Ethiopian aviation journalist Kayeyesus Bekele found, by listening to the recordings, that the pilots were fighting the software: “What was heard on the cockpit voice recorder, the first officer saying, ‘Pitch up! Pitch up! Pitch up!’ while the MCAS was kicking and nosediving the aircraft [...] But it was so difficult for them to keep the aircraft under control, so finally, it nosedived near Bishoftu town.”
Numerous lawsuits followed the crash, and Boeing's CEO stepped down. Among the many lessons of this disaster is that software introduced a bug the pilots couldn’t see and a flawed course that they couldn’t intervene on and change.
Over the years, companies have underestimated just how good software has to be to make the tradeoff between additional complexity and fragility worthwhile. Software is inherently complex, so the addition of software always means the addition of complexity, which often means fragility and failure.

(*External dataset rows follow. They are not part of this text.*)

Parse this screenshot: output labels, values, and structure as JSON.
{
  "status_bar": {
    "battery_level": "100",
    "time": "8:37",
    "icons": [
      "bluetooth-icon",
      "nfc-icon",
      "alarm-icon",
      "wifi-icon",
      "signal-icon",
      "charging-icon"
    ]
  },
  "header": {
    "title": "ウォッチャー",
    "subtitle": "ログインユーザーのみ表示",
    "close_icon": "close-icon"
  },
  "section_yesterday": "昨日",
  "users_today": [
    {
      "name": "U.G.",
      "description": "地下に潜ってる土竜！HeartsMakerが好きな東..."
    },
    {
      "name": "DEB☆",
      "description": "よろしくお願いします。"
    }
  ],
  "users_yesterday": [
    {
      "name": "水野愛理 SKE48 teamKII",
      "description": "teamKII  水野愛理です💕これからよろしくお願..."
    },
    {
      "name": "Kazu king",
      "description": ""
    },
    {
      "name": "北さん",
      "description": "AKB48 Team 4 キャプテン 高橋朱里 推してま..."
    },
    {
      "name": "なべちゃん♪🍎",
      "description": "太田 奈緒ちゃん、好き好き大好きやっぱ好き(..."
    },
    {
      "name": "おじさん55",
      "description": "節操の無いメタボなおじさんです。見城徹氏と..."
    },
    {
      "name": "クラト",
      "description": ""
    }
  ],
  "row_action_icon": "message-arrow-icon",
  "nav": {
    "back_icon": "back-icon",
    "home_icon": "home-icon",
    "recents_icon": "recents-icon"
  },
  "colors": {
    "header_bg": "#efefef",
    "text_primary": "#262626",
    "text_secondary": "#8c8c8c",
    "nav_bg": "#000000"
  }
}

This doesn’t mean software developers' work is bad. If anything, end-users can quickly (and almost unfairly) grow acclimated to the access that software gives them but feel frustration when that access breaks—frustration that doesn’t always account for the high 9s normally on offer.
However, in an industry that’s long prioritized the MVP model and iteration over time, quality can too often be an afterthought, and the consequences of good-but-not-great software can be completely underestimated.
With decades of software development behind us and decades of seeing software deployed, upgraded, replaced, stuck, and rotten, the industry has to take a clearer look at the kind of quality necessary to make software—and the world that increasingly depends on it—reliable.
When we see these standards, we can more often decide that a fridge doesn’t actually need an AI assistant.